Le paiement étant égal à l’une des dettes, toutes les dettes étant égales par ailleurs. Dans une telle situation, comme nous l’avons mentionné précédemment, le débiteur est évidemment libre d’imputer son paiement sur la dette de son choix. Il s’agit finalement du contexte idéal pour appliquer les dispositions relatives à l’imputation des paiements. En effet, comme le paiement est suffisant pour acquitter entièrement l’une des dettes et que toutes les dettes sont de la même quotité, l’imputation ne pose alors aucun problème puisque nous sommes assurés dans une telle situation que le créancier sera obligé d’accepter le choix du débiteur et qu’il n’y aura pas de surplus quant au paiement. Quant aux cas où le débiteur n’aura pas indiqué sur laquelle des dettes il désire que son paiement soit imputé, le créancier aura alors le loisir d’imputer lui-même le paiement de son débiteur comme le lui permet indirectement l’article 1571 du Code civil du Québec. Et finalement, si le créancier néglige également d’imputer le paiement, c’est l’article 1572 du Code civil du Québec qui décidera de l’imputation : il sera alors question de l’imputation légale.

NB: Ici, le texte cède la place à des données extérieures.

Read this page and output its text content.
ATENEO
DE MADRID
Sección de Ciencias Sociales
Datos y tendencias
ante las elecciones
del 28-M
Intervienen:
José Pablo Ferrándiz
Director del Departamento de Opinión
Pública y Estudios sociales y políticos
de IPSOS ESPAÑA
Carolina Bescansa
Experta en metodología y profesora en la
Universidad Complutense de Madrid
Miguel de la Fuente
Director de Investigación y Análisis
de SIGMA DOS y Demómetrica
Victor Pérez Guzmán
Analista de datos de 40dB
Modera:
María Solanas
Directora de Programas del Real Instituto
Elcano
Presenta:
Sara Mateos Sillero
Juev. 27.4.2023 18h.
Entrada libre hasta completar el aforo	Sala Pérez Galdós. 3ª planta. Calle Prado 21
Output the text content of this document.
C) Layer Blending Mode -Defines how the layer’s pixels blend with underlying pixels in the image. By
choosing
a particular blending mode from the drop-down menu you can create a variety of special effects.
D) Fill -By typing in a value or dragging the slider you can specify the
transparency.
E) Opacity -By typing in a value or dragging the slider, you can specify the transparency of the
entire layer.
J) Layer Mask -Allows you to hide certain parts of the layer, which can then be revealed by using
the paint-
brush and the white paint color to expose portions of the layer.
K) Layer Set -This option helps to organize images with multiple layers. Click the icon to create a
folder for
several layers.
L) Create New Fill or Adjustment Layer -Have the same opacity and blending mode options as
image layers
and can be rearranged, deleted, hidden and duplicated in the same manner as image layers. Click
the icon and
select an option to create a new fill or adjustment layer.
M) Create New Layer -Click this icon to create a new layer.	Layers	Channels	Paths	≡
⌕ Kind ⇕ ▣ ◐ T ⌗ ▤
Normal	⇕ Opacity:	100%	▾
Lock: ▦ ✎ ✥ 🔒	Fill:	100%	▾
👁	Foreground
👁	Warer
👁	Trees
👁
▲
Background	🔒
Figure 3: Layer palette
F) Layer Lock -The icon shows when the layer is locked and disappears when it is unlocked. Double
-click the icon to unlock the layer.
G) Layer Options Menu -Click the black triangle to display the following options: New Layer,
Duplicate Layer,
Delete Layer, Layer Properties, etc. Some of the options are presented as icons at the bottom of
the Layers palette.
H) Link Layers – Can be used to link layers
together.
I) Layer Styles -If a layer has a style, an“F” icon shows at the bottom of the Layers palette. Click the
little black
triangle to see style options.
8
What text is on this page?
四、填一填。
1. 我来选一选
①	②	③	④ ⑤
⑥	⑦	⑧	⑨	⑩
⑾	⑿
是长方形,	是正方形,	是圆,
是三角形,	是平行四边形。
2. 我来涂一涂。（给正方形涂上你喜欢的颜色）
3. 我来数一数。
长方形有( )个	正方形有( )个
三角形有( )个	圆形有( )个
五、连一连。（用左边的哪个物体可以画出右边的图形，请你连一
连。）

Le paiement inférieur à n’importe laquelle des dettes. Dans cette situation, qui est finalement le contraire de la précédente, il va sans dire que nous aboutirons toujours avec un paiement partiel. Par conséquent, deux évidences s’imposent : le débiteur ne détient aucun choix quant à l’imputation et la suite des choses dépendra de l’acceptation ou non par le créancier d’un tel paiement. Le débiteur ne détient aucun choix, car avec l’application du principe voulant que le créancier ne puisse être contraint de recevoir un paiement partiel, cela implique que le débiteur n’est pas en droit de faire un paiement. Ainsi, par la force des choses, cela fait que le créancier devient le seul décideur quant au sort du paiement que lui propose son débiteur. Or, par ce droit, le créancier pourra soit refuser purement et simplement le paiement que lui offre son débiteur ou soit l’accepter. Dans ce dernier cas, il ne s’agira pas d’une imputation au sens du Code civil du Québec, mais d’une imputation bilatérale que chacune des parties accepte. Ce choix bilatéral devrait d’ailleurs être considéré comme une composante essentielle de l’acte juridique qu’est ce paiement. Donc, dans un tel cas, c’est l’acceptation du créancier qui rend parfait le paiement. Le débiteur n’impose alors aucun choix, il profite plutôt de la bonne grâce de son créancier qui, par ailleurs, peut avoir intérêt à accepter un tel paiement. Si le débiteur ne propose aucune imputation quant à son paiement partiel, le créancier est alors en droit de refuser le paiement ou encore de l’imputer sur la dette de son choix. Ceci nous mènera par contre à une autre difficulté : quels sont les droits du débiteur qui s’aperçoit que l’imputation faite par le créancier ne correspond pas à celui qu’il voulait au moment où il a fait le paiement? Comme nous l’avons expliqué précédemment, le débiteur ne pourra se prévaloir dans un tel cas de l’article 1571 du Code civil du Québec. Il ne lui restera comme seule option que de tenter de présenter une des causes de nullité des contrats. Cette option demeure ouverte puisqu’en n’indiquant pas sur laquelle des dettes il voulait que le paiement soit imputé, nous ne pouvons pas soutenir qu’il y a eu une acceptation bilatérale. Par conséquent, du point de vue du débiteur, l’imputation du créancier demeure attaquable sous le régime de la nullité des contrats pour vice de consentement.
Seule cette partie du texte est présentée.